Hi I’m Tim Williams Team Rector of Kidderminster West and Area Dean of Kiddderminster and Stourport. 

I want to start by making a confession. I have  to admit that I have a police record - I love their greatest hits! Some of you may have missed the joke because you don’t know the Band which was fronted by Sting and you might be getting over the shock. What a shock Jesus’ parable about the Good Samaritan must have been for his listeners. It shocked his listeners in a different way to us because they lived in a different time with different circumstances. That twenty-mile road from Jerusalem to Jericho was well known for robbers, so it was not unusual for someone to be attacked and robbed. Sometimes the robbers would even pretend to be injured by the side of the road and when someone went to help, they would then attack them. Fear of the injured man being a decoy may be a reason why someone would leave a person by the side of the road. So, those listening to Jesus may not have been too shocked at the priest and Levite passing by on the other side of the road, even though that is what shocks us.

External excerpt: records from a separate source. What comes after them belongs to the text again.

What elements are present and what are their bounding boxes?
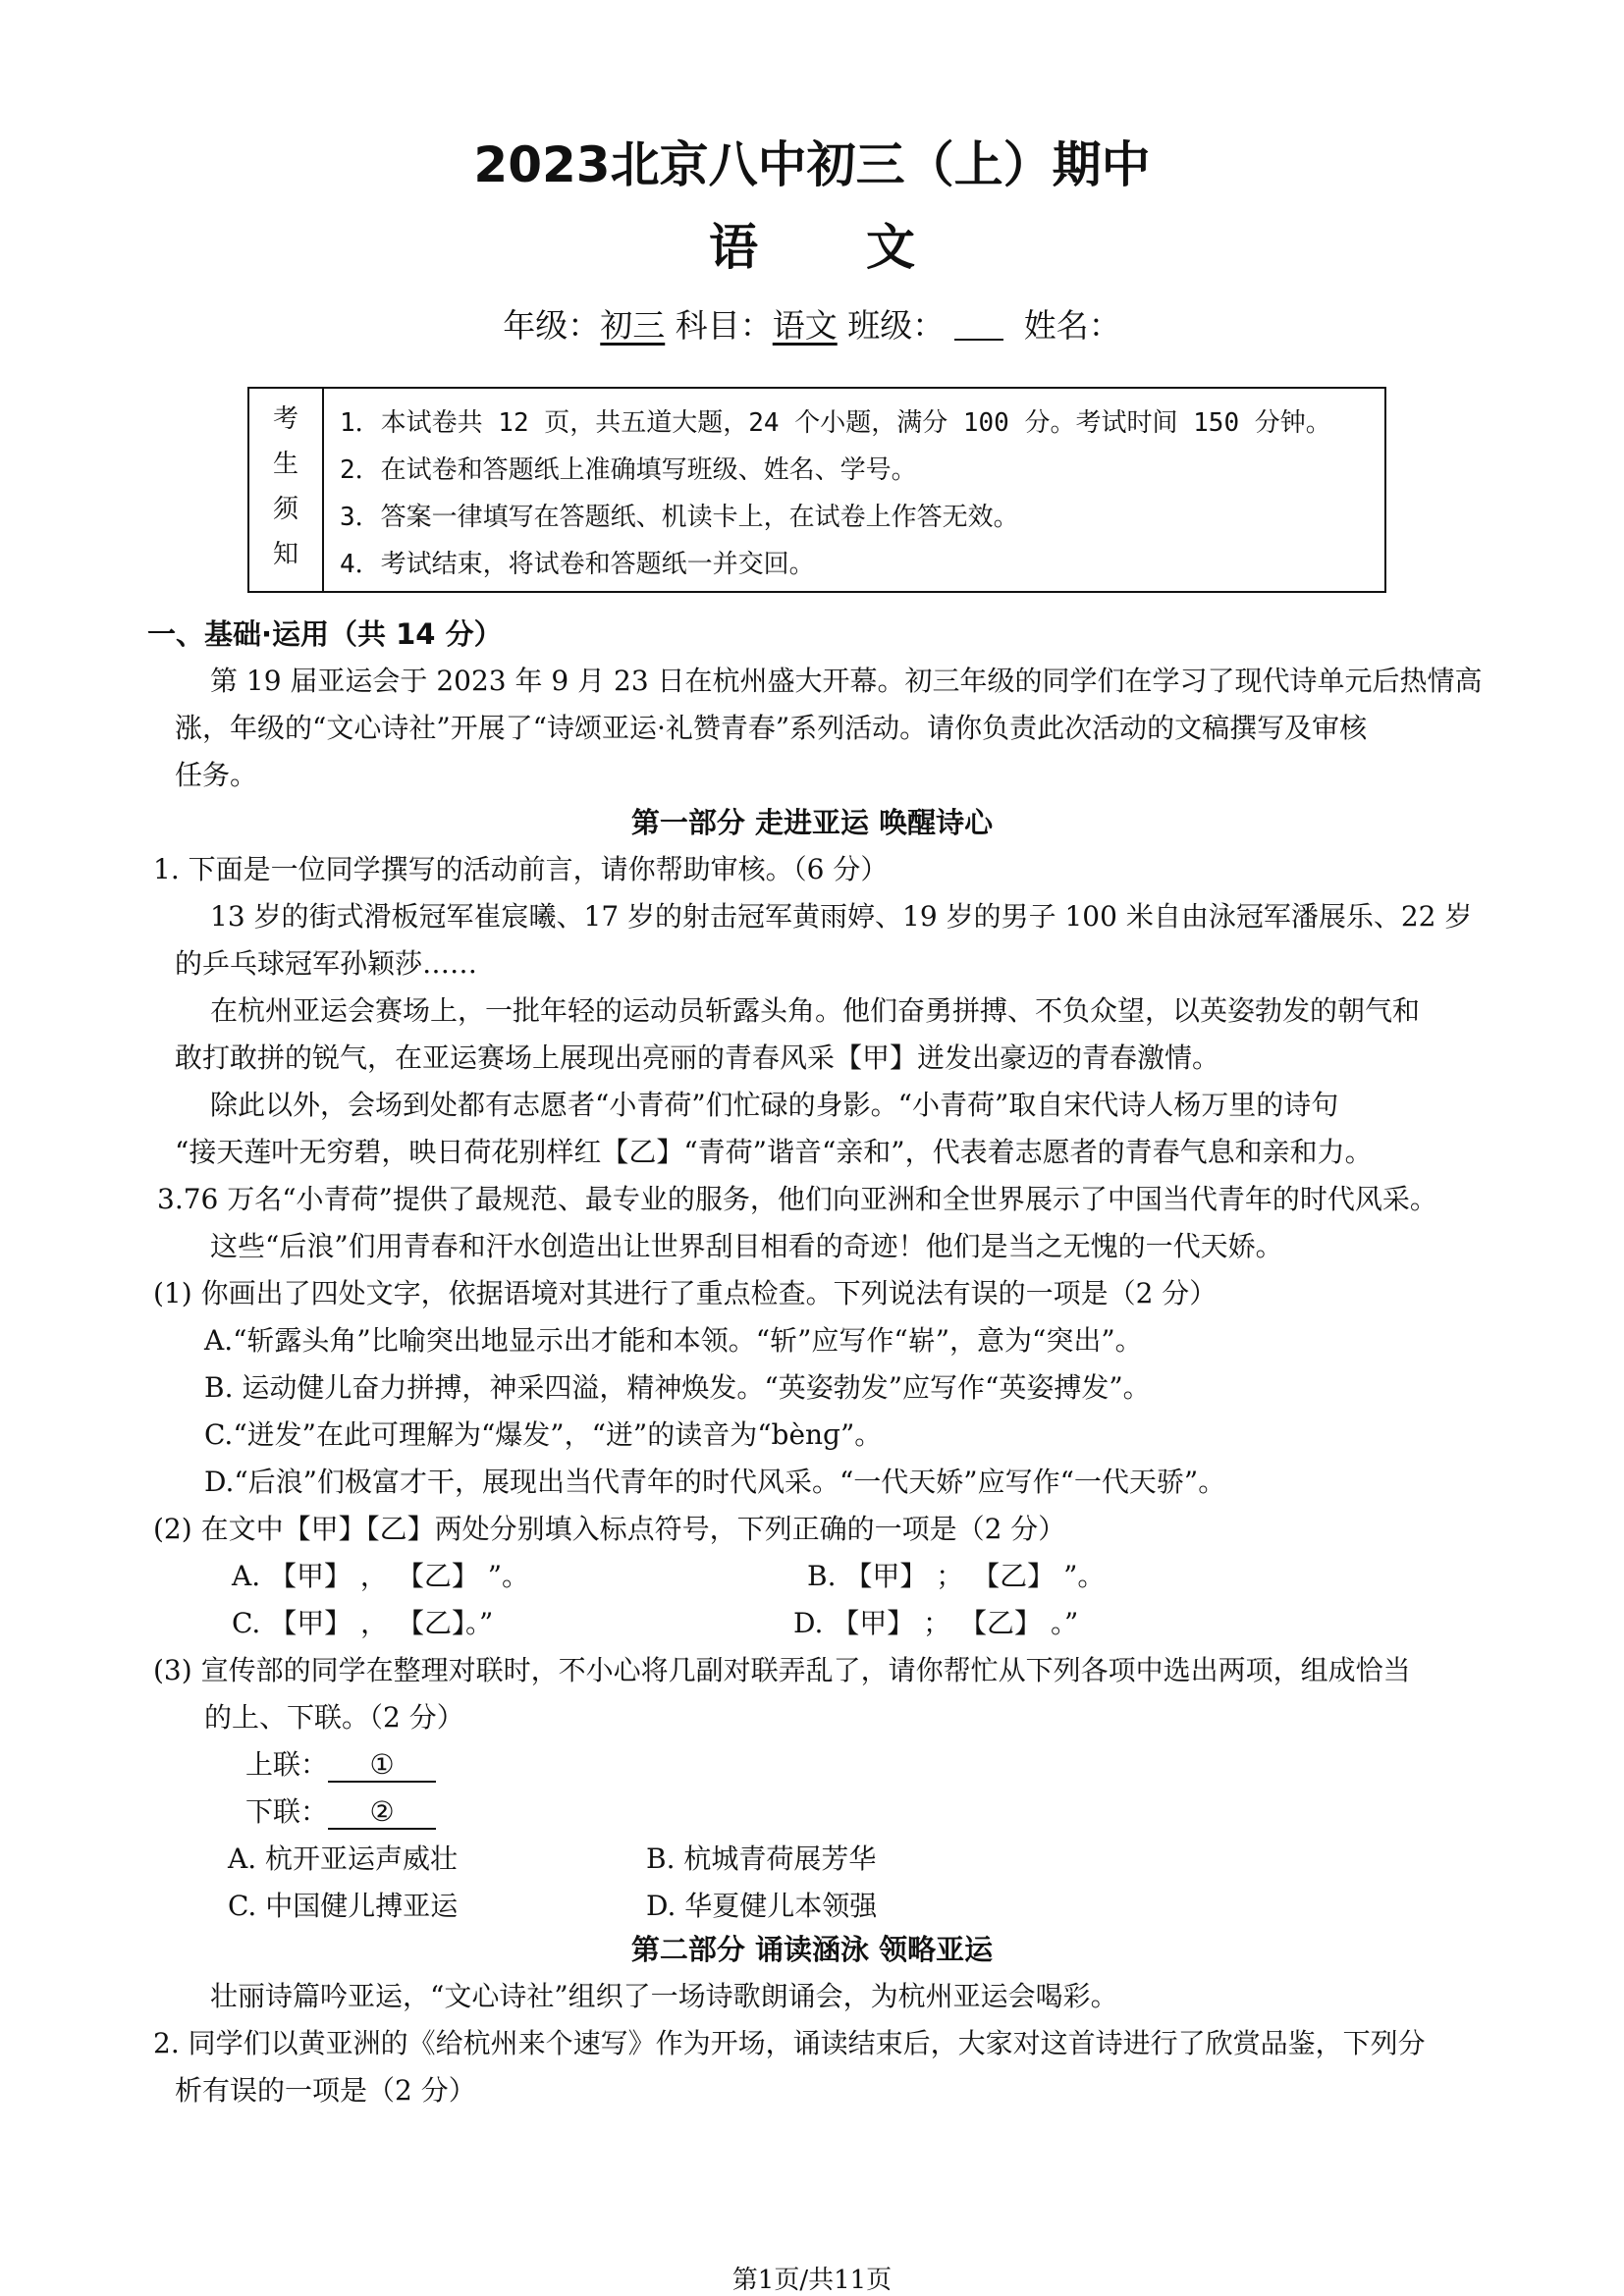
notice-item: 1．本试卷共 12 页，共五道大题，24 个小题，满分 100 分。考试时间 150 分钟。: [340, 408, 1331, 438]
notice-side-char: 须: [272, 495, 298, 524]
intro-line: 任务。: [175, 759, 258, 791]
passage-line: 这些“后浪”们用青春和汗水创造出让世界刮目相看的奇迹！他们是当之无愧的一代天娇。: [210, 1230, 1283, 1262]
notice-side-char: 知: [272, 540, 298, 569]
passage-line: 除此以外，会场到处都有志愿者“小青荷”们忙碌的身影。“小青荷”取自宋代诗人杨万里的诗句: [210, 1089, 1339, 1121]
option-a: A. 杭开亚运声威壮: [228, 1842, 459, 1875]
option-d: D. 【甲】 ； 【乙】 。”: [793, 1607, 1079, 1639]
notice-item: 3．答案一律填写在答题纸、机读卡上，在试卷上作答无效。: [340, 503, 1019, 532]
part2-title: 第二部分 诵读涵泳 领略亚运: [630, 1933, 994, 1966]
notice-item: 4．考试结束，将试卷和答题纸一并交回。: [340, 550, 815, 579]
notice-side-label: [249, 389, 324, 591]
notice-item: 2．在试卷和答题纸上准确填写班级、姓名、学号。: [340, 455, 917, 485]
intro-line: 第 19 届亚运会于 2023 年 9 月 23 日在杭州盛大开幕。初三年级的同学们在学习了现代诗单元后热情高: [210, 665, 1483, 697]
subject-title: 语文: [709, 219, 1023, 276]
passage-line: 在杭州亚运会赛场上，一批年轻的运动员斩露头角。他们奋勇拼搏、不负众望，以英姿勃发的朝气和: [210, 994, 1421, 1027]
sub-question-3: (3) 宣传部的同学在整理对联时，不小心将几副对联弄乱了，请你帮忙从下列各项中选出两项，组成恰当: [153, 1654, 1411, 1686]
sub-question-1: (1) 你画出了四处文字，依据语境对其进行了重点检查。下列说法有误的一项是（2 分）: [153, 1277, 1218, 1309]
option-c: C. 中国健儿搏亚运: [228, 1890, 459, 1922]
passage-line: 13 岁的街式滑板冠军崔宸曦、17 岁的射击冠军黄雨婷、19 岁的男子 100 米自由泳冠军潘展乐、22 岁: [210, 900, 1473, 933]
option-b: B. 【甲】 ； 【乙】 ”。: [807, 1560, 1106, 1592]
option-a: A. 【甲】 ， 【乙】 ”。: [232, 1560, 530, 1592]
option-a: A.“斩露头角”比喻突出地显示出才能和本领。“斩”应写作“崭”，意为“突出”。: [204, 1324, 1143, 1357]
student-info-line: [0, 300, 1624, 347]
subject-label: 科目：: [675, 306, 773, 345]
couplet-lower-blank: ②: [328, 1795, 436, 1830]
couplet-upper-label: 上联：: [245, 1748, 329, 1781]
option-b: B. 杭城青荷展芳华: [646, 1842, 877, 1875]
page-number: 第1页/共11页: [731, 2266, 893, 2295]
question-2: 2. 同学们以黄亚洲的《给杭州来个速写》作为开场，诵读结束后，大家对这首诗进行了欣赏品鉴，下列分: [153, 2027, 1426, 2059]
option-b: B. 运动健儿奋力拼搏，神采四溢，精神焕发。“英姿勃发”应写作“英姿搏发”。: [204, 1371, 1151, 1404]
passage-line: “接天莲叶无穷碧，映日荷花别样红【乙】“青荷”谐音“亲和”，代表着志愿者的青春气息和亲和力。: [175, 1136, 1373, 1168]
couplet-upper: [245, 1743, 436, 1783]
couplet-upper-blank: ①: [328, 1748, 436, 1783]
option-d: D.“后浪”们极富才干，展现出当代青年的时代风采。“一代天娇”应写作“一代天骄”。: [204, 1466, 1226, 1498]
intro-line: 涨，年级的“文心诗社”开展了“诗颂亚运·礼赞青春”系列活动。请你负责此次活动的文稿撰写及审核: [175, 712, 1368, 744]
passage-line: 的乒乓球冠军孙颖莎……: [175, 947, 478, 980]
couplet-lower: [245, 1790, 436, 1830]
option-d: D. 华夏健儿本领强: [646, 1890, 878, 1922]
question-2-cont: 析有误的一项是（2 分）: [175, 2074, 476, 2107]
grade-value: 初三: [600, 306, 666, 345]
subject-value: 语文: [772, 306, 838, 345]
grade-label: 年级：: [503, 306, 601, 345]
section-heading: 一、基础·运用（共 14 分）: [147, 617, 503, 651]
exam-title: 2023北京八中初三（上）期中: [473, 136, 1151, 193]
class-label: 班级：: [847, 306, 946, 345]
class-blank: [954, 311, 1003, 341]
option-c: C. 【甲】 ， 【乙】。”: [232, 1607, 494, 1639]
couplet-lower-label: 下联：: [245, 1795, 329, 1828]
sub-question-3-cont: 的上、下联。（2 分）: [204, 1701, 464, 1734]
passage-line: 敢打敢拼的锐气，在亚运赛场上展现出亮丽的青春风采【甲】迸发出豪迈的青春激情。: [175, 1041, 1220, 1074]
passage-line: 3.76 万名“小青荷”提供了最规范、最专业的服务，他们向亚洲和全世界展示了中国当代青年的时代风采。: [157, 1183, 1437, 1215]
part2-intro: 壮丽诗篇吟亚运，“文心诗社”组织了一场诗歌朗诵会，为杭州亚运会喝彩。: [210, 1980, 1118, 2012]
question-1: 1. 下面是一位同学撰写的活动前言，请你帮助审核。（6 分）: [153, 853, 889, 885]
part1-title: 第一部分 走进亚运 唤醒诗心: [630, 806, 994, 839]
notice-side-char: 考: [272, 404, 298, 434]
exam-notice-box: [247, 387, 1386, 593]
sub-question-2: (2) 在文中【甲】【乙】两处分别填入标点符号，下列正确的一项是（2 分）: [153, 1513, 1066, 1545]
name-label: 姓名：: [1023, 306, 1121, 345]
notice-side-char: 生: [272, 450, 298, 479]
option-c: C.“迸发”在此可理解为“爆发”，“迸”的读音为“bènɡ”。: [204, 1418, 883, 1451]
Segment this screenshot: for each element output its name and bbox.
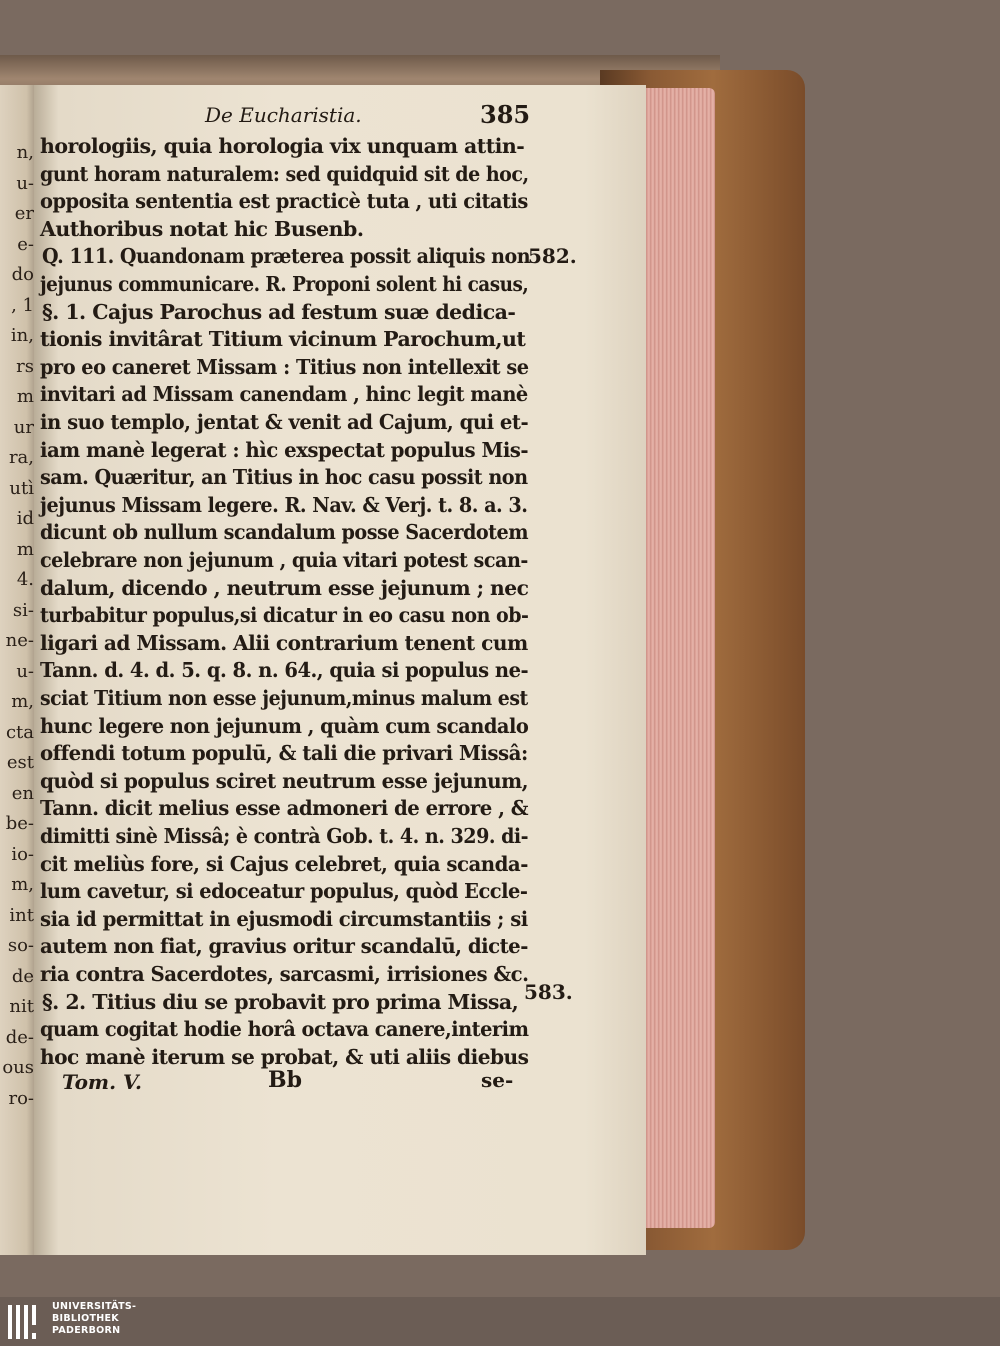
library-footer-bar xyxy=(0,1297,1000,1346)
text-line: ria contra Sacerdotes, sarcasmi, irrisiones &c. xyxy=(40,962,529,986)
text-line: dimitti sinè Missâ; è contrà Gob. t. 4. n. 329. di- xyxy=(40,824,529,848)
previous-page-fragment: est xyxy=(6,753,34,773)
text-line: Authoribus notat hic Busenb. xyxy=(40,216,364,241)
signature-mark: Bb xyxy=(268,1067,302,1093)
previous-page-fragment: so- xyxy=(7,936,34,956)
text-line: hunc legere non jejunum , quàm cum scandalo xyxy=(40,713,529,738)
previous-page-fragment: m, xyxy=(11,875,34,895)
text-line: autem non fiat, gravius oritur scandalū, dicte- xyxy=(40,934,528,959)
text-line: ligari ad Missam. Alii contrarium tenent cum xyxy=(40,630,528,655)
previous-page-fragment: io- xyxy=(11,844,34,865)
previous-page-fragment: er xyxy=(14,204,34,224)
previous-page-fragment: en xyxy=(11,783,34,804)
margin-note: 582. xyxy=(528,244,577,268)
previous-page-fragment: e- xyxy=(17,234,34,255)
previous-page-fragment: ne- xyxy=(5,631,34,651)
text-line: celebrare non jejunum , quia vitari potest scan- xyxy=(40,548,528,572)
text-line: offendi totum populū, & tali die privari Missâ: xyxy=(40,741,528,766)
text-line: quam cogitat hodie horâ octava canere,interim xyxy=(40,1017,529,1042)
previous-page-strip xyxy=(0,85,38,1255)
text-line: in suo templo, jentat & venit ad Cajum, qui et- xyxy=(40,410,529,434)
text-line: dalum, dicendo , neutrum esse jejunum ; nec xyxy=(40,575,529,600)
text-line: invitari ad Missam canendam , hinc legit manè xyxy=(40,382,528,407)
previous-page-fragment: de- xyxy=(5,1027,34,1048)
previous-page-fragment: id xyxy=(16,509,34,529)
text-line: pro eo caneret Missam : Titius non intellexit se xyxy=(40,354,529,379)
text-line: horologiis, quia horologia vix unquam attin- xyxy=(40,134,525,158)
text-line: lum cavetur, si edoceatur populus, quòd Eccle- xyxy=(40,879,528,904)
previous-page-fragment: int xyxy=(9,905,34,926)
text-line: tionis invitârat Titium vicinum Parochum,ut xyxy=(40,327,526,352)
previous-page-fragment: rs xyxy=(16,356,34,377)
text-line: sia id permittat in ejusmodi circumstantiis ; si xyxy=(40,906,528,931)
text-line: iam manè legerat : hìc exspectat populus Mis- xyxy=(40,437,529,462)
previous-page-fragment: ra, xyxy=(8,448,34,468)
previous-page-fragment: in, xyxy=(10,326,34,346)
previous-page-fragment: utì xyxy=(9,478,34,499)
text-line: cit meliùs fore, si Cajus celebret, quia scanda- xyxy=(40,851,528,876)
previous-page-fragment: de xyxy=(11,966,34,987)
text-line: §. 1. Cajus Parochus ad festum suæ dedica- xyxy=(42,299,516,324)
previous-page-fragment: m, xyxy=(11,692,34,712)
logo-line: BIBLIOTHEK xyxy=(52,1313,119,1324)
text-line: jejunus communicare. R. Proponi solent hi casus, xyxy=(40,272,529,296)
previous-page-fragment: u- xyxy=(16,661,34,682)
text-line: Q. 111. Quandonam præterea possit aliquis non xyxy=(42,244,531,269)
previous-page-fragment: nit xyxy=(9,997,34,1017)
previous-page-fragment: u- xyxy=(16,173,34,194)
catchword: se- xyxy=(481,1068,514,1092)
text-line: sciat Titium non esse jejunum,minus malum est xyxy=(40,686,528,710)
page-edges xyxy=(635,88,715,1228)
margin-note: 583. xyxy=(524,980,573,1004)
previous-page-fragment: ur xyxy=(13,417,34,438)
text-line: quòd si populus sciret neutrum esse jejunum, xyxy=(40,768,529,793)
text-line: opposita sententia est practicè tuta , uti citatis xyxy=(40,189,528,214)
previous-page-fragment: do xyxy=(11,265,34,285)
previous-page-fragment: m xyxy=(16,387,34,407)
text-line: hoc manè iterum se probat, & uti aliis diebus xyxy=(40,1044,529,1069)
page-number: 385 xyxy=(480,100,531,129)
logo-line: UNIVERSITÄTS- xyxy=(52,1301,137,1312)
text-line: Tann. dicit melius esse admoneri de errore , & xyxy=(40,796,529,821)
library-logo-text xyxy=(52,1301,136,1337)
text-line: Tann. d. 4. d. 5. q. 8. n. 64., quia si populus ne- xyxy=(40,658,529,683)
previous-page-fragment: n, xyxy=(16,143,34,163)
previous-page-fragment: be- xyxy=(5,814,34,834)
previous-page-fragment: ous xyxy=(2,1058,34,1078)
text-line: sam. Quæritur, an Titius in hoc casu possit non xyxy=(40,465,528,490)
previous-page-fragment: ro- xyxy=(8,1088,34,1109)
text-line: gunt horam naturalem: sed quidquid sit de hoc, xyxy=(40,161,529,186)
previous-page-fragment: si- xyxy=(12,600,34,621)
library-logo-icon xyxy=(8,1305,44,1339)
logo-line: PADERBORN xyxy=(52,1325,121,1336)
previous-page-fragment: 4. xyxy=(16,570,34,590)
previous-page-fragment: cta xyxy=(5,722,34,743)
previous-page-fragment: , 1 xyxy=(11,295,34,316)
previous-page-fragment: m xyxy=(16,539,34,560)
text-line: jejunus Missam legere. R. Nav. & Verj. t. 8. a. 3. xyxy=(40,492,528,517)
running-head: De Eucharistia. xyxy=(205,103,362,127)
volume-label: Tom. V. xyxy=(62,1070,142,1094)
text-line: turbabitur populus,si dicatur in eo casu non ob- xyxy=(40,603,529,628)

The shock for Jews listening to Jesus was that it was a Samaritan who went over to the injured man. They might have expected that a fellow Israelite would be who Jesus would make the hero. But the Samaritan is made the hero of the parable. That was a shock. The Samaritans were living north of Jerusalem. They had been Jews until the eight century BC when they intermarried with foreigners who colonized Samaria (read about it in 2 Kings 17). After that time, the Jewish people no longer considered the Samaritans as Jewish since they had lost the purity of their Jewish race. From then on there was constant friction between the Jews and Samaritans. The Samaritans refused to worship in the temple in Jerusalem and built their own temple. They refused to accept the full Jewish Old Testament and had their own short Old Testament. Then about 128 BC some Jews destroyed the Samaritans’ temple and relations hit an all-time low after that. So, as Jesus told the parable of the Good Samaritan, the shock was that it was a Samaritan, hated by the Jews, who went over to help. It would have been no problem for those listening to Jesus if an Israelite went over to help and became the hero of the parable. But it was a Samaritan! He was the one who was the good neighbour; he helped the injured man, took him to the inn and gave two denarii—two days wages—to care for him until his return.

In this parable Jesus challenged his listeners to think in a new way—no longer to regard the Samaritans as enemies but as neighbours worthy of love. Reaching out to others and building bridges is what Jesus did many times over in his ministry, and Luke’s Gospel has more accounts of Jesus doing this than the others. Luke is obviously trying to emphasize more than the other evangelists that Jesus made great efforts to reach out to all people. Everything Jesus did was teaching us something about the type of Church he wants us to be. Jesus expects us therefore to be a Church that is united, and inclusive where everybody is loved. Paul wrote to the Galatians that because of Christ there is now no longer Jew or Greek, slave or free, male or female. Yet Paul also realizes that we have different roles in the Church; describing the Church in his first letter to the Corinthians, as a body and says all the different parts belong in the body and if one part suffers all suffer. But we are all to be united around Christ. That is why in the second reading today (Col 1:15-20) Paul wrote that Jesus made peace by his death on the cross and everything is to be reconciled in Christ (Col 1:20). Paul never met Jesus as far as we know. At first, he persecuted Christians but what a transformation took place in Paul as he understood the message of Christ and what it means for us. He was so totally transformed on the road to Damascus that he perfectly understood Jesus’ teaching. Paul allowed his thinking to be refined and he lived the message of Jesus’ parable.

Apart from telling us something about the type of Church Jesus expects us to be, What is Jesus trying to teach us in this parable? Do we need to allow our thinking to be refined in any way? After telling the parable, Jesus asked the lawyer which of these three proved himself a neighbour and the lawyer responded, “The one who took pity on him.” (Luke 10:37) Then Jesus said to him and says to us “Go, and do likewise.”